Although there was one previous experience of electing a President from the Parliament of this country, this time there is something special.

Photo Credit: Wikipedia

Earlier in 1993, former President R. Due to the death of Mr Premadasa, the then Acting President Mr DB Wijetunga was elected for the remainder of the term of President Premadasa unanimously, that is, without a poll.

But this time, it has already been said that several candidates will come forward, so if that happens, a poll will have to be held.

Accordingly, it will be a new experience in the parliamentary history of this country.

If the presidency becomes vacant before the end of the term of office, the procedure for electing a new president by Parliament is provided in the Constitution and the Election of the People’s Republic (Special Provisions) Act No. 2 of 1981. Thus, all the activities mentioned here have been mentioned step by step in that act.

What happens on the 19th?

⮚ The Secretary-General must set a date and time for receiving nominations from the Parliament not earlier than 48 hours (two days) and not later than seven days from the announcement that the presidency is vacant.
⮚ Because of this, the Secretary-General informed the Assembly last Saturday the 16th that the Parliament should meet on the 19th Tuesday morning at 10.00 and accept the nominations.
⮚ Thus, the 19th is set aside only for accepting nominations for the presidency.
⮚ The General Secretary of the Parliament acts as the officer in charge of the nomination process.
If elected as President, written consent to hold the position is required in advance…

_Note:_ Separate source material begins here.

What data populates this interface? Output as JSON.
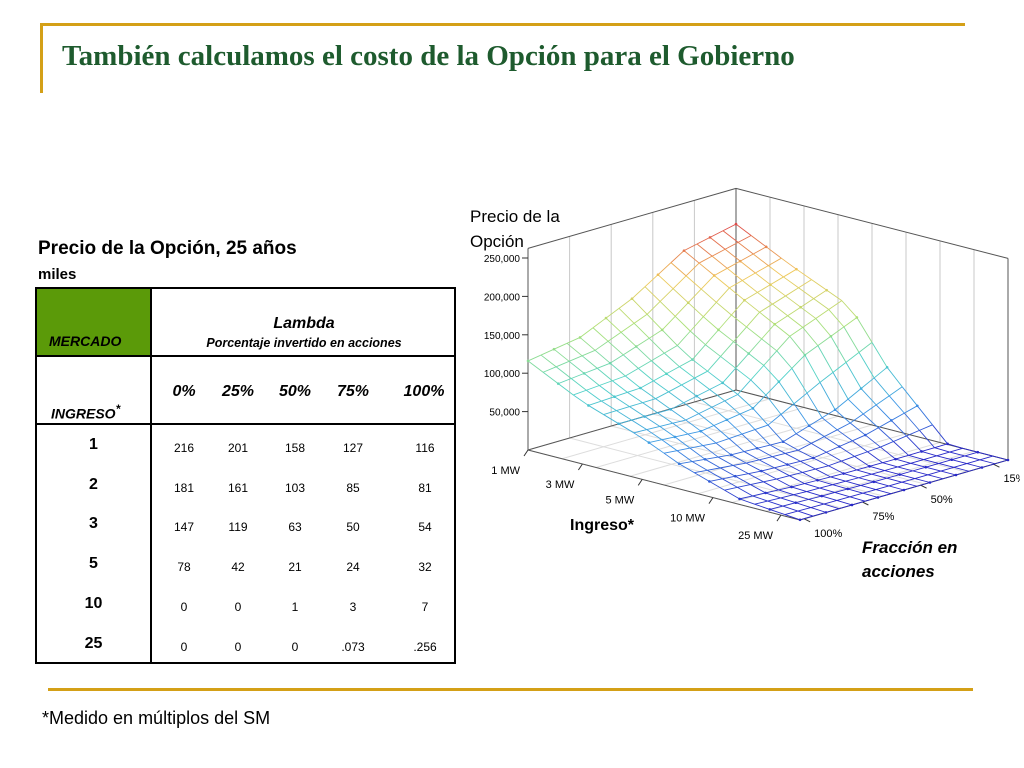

⮚ Every Member of Parliament who intends to nominate a Member of Parliament to be elected for the vacant office of President must first obtain written consent that the Member he wishes to propose should be elected. Therefore, a copy of it should be handed over to the Secretary-General on the 19th, when nominations will be accepted.
⮚ It is also essential to take care of the disqualifications specified in Article 92 of the Constitution when proposing the name of a member of Parliament for the vacant position of President.
⮚ Accordingly, on that day, a Member of Parliament should contact the Secretary-General and propose another Member of Parliament for the presidency. At the time of making such a proposal, it is essential that the member who is making the proposal be present in the chamber. After that, the proposal should be confirmed by another MP. There is no permission to argue about this.
Is only one member’s name is suggested..??

If only one member’s name is suggested and confirmed in some way, the Secretary-General will announce on the same day that the said member has been elected by the Parliament for the vacant post of President. Accordingly, this matter will be completed soon (in 1993, DB Wijetunga became the President in this manner).

What’s happening on the 20th?

⮚ If the names of more than one MP are proposed and confirmed, the voting should be held on a day not later than two days after the time of acceptance of nominations.
⮚ Accordingly, if two or more names are proposed on the 19th, the 20th will be set aside to conduct the polls and elect the president.
⮚ Here too, the Secretary General of the Parliament acts as the election officer.
How will the voting be conducted?

⮚ Before voting begins, the Returning Officer shows the empty ballot box or empty ballot boxes to the MPs and seals them.
⮚ It is special that the Speaker also has the right to vote in this election.
⮚ Thus, when the voting starts, the name of each MP including the Speaker and the Secretary-General who acts as the Returning Officer will be called. Then the member should go to the returning officer’s desk and get a ballot paper. Then the member in charge of the polling officer will make a short signature with his initials on the back of the ballot paper.
⮚ Then the member who got the ballot paper should go to the chamber prepared in the middle of the chamber, mark the ballot paper and place the short signature of the Returning Officer visible in the box on the Returning Officer’s desk.
How to mark the ballot paper?

⮚ Each MP is entitled to only one vote and the vote must be marked with the number “1” in the box in front of the candidate’s name. There is also an option to mark preferences when there are multiple candidates. Accordingly, according to the number of candidates who have appeared, in the boxes in front of the names of other election candidates, 2, 3 etc. can be marked according to the order of preferences.
Candidate’s Name

Order of preference

a. (Candidate’s Name)

b. (Candidate’s Name)

c. (Candidate’s Name)

⮚ Here, if an error occurs in the marking of a ballot paper due to an oversight on the part of a member of parliament (the Act states that if a member has inadvertently spoiled a ballot paper…) it can be returned to the Returning Officer and if the Returning Officer is satisfied with this, another ballot paper must be given to him. . Also, the spoiled ballot paper should be cancelled immediately by the Returning Officer.
⮚ Voting for the name of a member who did not vote when the name was called should be terminated

Leave a Reply

Your email address will not be published.